“MAN is essentially a dining animal. Creatures of the inferior races eat and drink; only man dines!" And he should do it properly.
"To invite a friend to dinner," says Brillat Savarin, "is to become responsible for his happiness so long as he is under your roof."
If, therefore, any lady would entertain her friends in the best manner that her means permit, it will be well for her to understand the routine of the table herself, and never trust entirely to the skill of an ordinary cook. It is hardly to be expected that she should understand the preparation of each dish, but she must be capable of judging it when served. If she distrusts her own power of arranging a menu, and seeing it properly carried out, the dinner should be ordered from the best of caterers. Then, with full assurance of perfect cookery, and faultless service, one may prepare one's list of favored guests with a peaceful conscience and a mind free from care.
Invitations.
Forms of [invitations] suited to all classes of dinners, have been given at length in the department devoted to that subject, and [acceptances and regrets] for the same carefully explained, together with the obligation upon every one to answer all such invitations at once, either in the affirmative or negative.

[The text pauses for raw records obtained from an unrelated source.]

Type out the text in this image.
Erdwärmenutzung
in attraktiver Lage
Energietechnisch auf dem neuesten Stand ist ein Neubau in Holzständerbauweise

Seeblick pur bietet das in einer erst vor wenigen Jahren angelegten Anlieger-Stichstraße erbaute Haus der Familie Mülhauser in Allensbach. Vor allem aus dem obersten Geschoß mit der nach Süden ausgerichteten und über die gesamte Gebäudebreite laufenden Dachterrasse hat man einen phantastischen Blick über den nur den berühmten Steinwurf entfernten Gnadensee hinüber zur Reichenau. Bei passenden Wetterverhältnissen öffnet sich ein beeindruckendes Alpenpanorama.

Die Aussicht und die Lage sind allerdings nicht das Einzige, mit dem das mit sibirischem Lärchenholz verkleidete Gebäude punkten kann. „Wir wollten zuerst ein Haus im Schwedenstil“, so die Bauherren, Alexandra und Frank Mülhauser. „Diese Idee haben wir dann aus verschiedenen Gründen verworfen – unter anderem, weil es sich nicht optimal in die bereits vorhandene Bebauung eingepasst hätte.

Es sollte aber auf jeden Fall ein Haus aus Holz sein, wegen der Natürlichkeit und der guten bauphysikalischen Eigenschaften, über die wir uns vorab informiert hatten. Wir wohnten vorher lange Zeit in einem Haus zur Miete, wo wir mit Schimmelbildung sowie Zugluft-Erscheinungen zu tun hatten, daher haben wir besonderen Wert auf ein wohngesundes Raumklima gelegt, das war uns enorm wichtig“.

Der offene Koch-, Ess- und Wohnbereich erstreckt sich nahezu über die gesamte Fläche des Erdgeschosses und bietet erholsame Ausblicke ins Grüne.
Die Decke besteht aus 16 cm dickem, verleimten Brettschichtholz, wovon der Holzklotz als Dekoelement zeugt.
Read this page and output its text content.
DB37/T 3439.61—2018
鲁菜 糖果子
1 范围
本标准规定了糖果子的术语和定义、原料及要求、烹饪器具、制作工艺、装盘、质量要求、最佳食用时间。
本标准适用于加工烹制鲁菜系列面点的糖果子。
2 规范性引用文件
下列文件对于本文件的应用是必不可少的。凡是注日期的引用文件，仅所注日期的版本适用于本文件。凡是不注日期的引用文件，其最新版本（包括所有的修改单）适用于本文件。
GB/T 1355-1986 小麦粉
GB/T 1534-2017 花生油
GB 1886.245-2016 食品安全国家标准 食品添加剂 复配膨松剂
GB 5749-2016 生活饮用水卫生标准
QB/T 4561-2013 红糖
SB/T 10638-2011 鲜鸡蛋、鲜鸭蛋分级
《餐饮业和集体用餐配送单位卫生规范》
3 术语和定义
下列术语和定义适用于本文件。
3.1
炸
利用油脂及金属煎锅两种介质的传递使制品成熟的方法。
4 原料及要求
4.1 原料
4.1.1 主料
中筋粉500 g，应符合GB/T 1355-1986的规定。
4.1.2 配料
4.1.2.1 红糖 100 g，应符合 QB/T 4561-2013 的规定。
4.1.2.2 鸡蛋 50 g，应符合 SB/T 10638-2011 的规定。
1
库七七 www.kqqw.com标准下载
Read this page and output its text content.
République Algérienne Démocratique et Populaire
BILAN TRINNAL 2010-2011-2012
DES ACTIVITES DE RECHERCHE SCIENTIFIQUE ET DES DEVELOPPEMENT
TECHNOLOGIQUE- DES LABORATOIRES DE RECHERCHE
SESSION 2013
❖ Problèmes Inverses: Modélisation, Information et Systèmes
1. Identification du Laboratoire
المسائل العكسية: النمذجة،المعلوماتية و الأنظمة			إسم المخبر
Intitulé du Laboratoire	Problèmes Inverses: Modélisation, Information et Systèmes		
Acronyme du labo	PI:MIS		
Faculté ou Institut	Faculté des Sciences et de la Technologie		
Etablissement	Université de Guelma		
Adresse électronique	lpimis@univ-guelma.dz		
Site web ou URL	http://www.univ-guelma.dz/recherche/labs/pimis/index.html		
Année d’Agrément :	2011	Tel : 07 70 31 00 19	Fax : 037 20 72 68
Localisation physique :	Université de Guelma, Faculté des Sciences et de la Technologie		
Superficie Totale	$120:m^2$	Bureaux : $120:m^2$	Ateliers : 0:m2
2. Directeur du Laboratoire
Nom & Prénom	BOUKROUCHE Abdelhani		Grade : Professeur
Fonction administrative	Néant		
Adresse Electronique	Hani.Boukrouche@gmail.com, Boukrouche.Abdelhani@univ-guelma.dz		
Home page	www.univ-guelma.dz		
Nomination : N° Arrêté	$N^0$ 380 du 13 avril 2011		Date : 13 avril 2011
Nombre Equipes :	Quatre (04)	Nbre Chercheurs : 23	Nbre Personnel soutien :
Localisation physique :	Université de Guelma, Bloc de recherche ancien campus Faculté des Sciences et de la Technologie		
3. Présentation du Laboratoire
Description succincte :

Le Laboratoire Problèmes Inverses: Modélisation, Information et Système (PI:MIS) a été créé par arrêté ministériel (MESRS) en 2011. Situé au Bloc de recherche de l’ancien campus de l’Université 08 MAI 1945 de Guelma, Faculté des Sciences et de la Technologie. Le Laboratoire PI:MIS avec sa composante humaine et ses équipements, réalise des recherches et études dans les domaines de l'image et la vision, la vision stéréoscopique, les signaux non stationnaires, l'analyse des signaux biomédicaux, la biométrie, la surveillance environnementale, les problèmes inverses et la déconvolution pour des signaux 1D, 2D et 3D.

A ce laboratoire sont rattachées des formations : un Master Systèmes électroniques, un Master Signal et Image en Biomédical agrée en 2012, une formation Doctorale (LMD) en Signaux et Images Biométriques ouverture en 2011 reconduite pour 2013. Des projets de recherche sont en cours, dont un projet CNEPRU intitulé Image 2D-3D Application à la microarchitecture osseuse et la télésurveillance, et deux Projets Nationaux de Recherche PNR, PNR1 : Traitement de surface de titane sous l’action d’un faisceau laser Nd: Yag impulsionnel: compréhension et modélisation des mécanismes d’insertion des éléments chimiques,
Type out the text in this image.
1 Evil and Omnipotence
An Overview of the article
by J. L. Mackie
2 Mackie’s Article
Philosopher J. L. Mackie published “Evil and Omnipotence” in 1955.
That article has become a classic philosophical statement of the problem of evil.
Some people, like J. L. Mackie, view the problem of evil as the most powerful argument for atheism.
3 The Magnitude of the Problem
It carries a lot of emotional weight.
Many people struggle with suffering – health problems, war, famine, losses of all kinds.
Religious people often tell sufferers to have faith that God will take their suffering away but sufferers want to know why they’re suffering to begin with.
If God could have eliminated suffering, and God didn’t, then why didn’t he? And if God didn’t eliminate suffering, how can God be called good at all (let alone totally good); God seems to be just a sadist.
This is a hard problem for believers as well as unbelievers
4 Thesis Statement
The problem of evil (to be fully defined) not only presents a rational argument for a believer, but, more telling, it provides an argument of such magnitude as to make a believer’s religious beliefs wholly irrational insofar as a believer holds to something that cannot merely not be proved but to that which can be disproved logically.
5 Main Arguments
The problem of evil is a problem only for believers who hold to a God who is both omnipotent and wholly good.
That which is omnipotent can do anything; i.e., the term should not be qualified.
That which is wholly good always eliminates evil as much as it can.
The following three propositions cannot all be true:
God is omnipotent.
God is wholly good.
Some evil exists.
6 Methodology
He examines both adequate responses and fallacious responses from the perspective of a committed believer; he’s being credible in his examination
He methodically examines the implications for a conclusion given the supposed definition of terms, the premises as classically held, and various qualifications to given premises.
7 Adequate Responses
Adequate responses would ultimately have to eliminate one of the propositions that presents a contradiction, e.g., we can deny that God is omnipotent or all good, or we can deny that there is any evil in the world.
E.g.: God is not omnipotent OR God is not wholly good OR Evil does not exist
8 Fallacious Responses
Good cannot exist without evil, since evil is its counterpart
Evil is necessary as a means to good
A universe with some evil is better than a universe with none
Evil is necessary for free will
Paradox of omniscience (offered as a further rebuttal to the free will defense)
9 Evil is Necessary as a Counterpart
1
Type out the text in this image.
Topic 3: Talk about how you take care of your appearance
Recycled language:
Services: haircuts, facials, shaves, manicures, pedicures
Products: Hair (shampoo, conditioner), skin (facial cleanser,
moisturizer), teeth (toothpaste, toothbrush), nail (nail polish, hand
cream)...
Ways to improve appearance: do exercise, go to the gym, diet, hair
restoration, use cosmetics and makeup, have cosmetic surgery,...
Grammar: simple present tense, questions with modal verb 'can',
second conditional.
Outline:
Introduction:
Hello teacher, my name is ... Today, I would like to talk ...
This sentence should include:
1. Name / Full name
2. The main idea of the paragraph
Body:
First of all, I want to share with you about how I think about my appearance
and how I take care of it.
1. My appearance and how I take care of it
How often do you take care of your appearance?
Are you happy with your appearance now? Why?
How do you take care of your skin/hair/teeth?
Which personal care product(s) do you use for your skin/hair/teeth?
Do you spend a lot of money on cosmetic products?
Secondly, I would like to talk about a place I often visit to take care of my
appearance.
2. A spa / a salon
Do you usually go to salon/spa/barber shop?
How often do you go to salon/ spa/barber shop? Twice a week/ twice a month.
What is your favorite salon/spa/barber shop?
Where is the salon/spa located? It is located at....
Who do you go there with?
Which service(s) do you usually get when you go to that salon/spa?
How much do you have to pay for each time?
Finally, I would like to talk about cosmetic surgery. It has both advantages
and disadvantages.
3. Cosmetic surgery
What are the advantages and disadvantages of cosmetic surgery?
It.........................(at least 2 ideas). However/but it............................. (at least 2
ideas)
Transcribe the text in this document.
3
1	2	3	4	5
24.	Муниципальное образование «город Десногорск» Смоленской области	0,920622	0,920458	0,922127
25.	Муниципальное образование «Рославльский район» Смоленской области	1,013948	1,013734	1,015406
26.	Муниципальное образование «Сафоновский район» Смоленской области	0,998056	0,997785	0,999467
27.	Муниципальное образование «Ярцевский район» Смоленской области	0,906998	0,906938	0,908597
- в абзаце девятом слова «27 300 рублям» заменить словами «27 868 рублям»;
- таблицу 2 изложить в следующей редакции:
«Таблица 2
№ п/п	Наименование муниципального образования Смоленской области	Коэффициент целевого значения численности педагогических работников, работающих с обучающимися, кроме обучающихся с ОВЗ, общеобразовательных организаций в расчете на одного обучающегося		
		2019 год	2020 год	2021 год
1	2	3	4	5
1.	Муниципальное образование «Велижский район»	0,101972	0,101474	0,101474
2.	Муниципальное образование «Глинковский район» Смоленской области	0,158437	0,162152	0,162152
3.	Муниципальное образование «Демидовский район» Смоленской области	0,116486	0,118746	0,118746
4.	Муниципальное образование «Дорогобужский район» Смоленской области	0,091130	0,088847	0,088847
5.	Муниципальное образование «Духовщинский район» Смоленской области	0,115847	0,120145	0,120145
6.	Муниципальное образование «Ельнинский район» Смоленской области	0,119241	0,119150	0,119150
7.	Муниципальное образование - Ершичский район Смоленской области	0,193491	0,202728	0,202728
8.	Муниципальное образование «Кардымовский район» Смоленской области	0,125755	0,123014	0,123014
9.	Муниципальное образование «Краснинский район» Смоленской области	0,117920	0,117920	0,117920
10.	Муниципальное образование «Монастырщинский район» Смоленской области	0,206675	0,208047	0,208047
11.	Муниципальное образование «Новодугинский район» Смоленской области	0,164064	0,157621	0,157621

Since a dinner is, in all respects, so important a social event that the least one can do is to signify immediately one's course of action, Sidney Smith was not so far out of the way when he burlesqued the solemnity of the occasion, and the aversion that all dinner-givers have to an empty chair, when he wittily wrote: "A man should, if he die after having accepted an invitation to dinner, leave his executors a solemn charge to fill his place."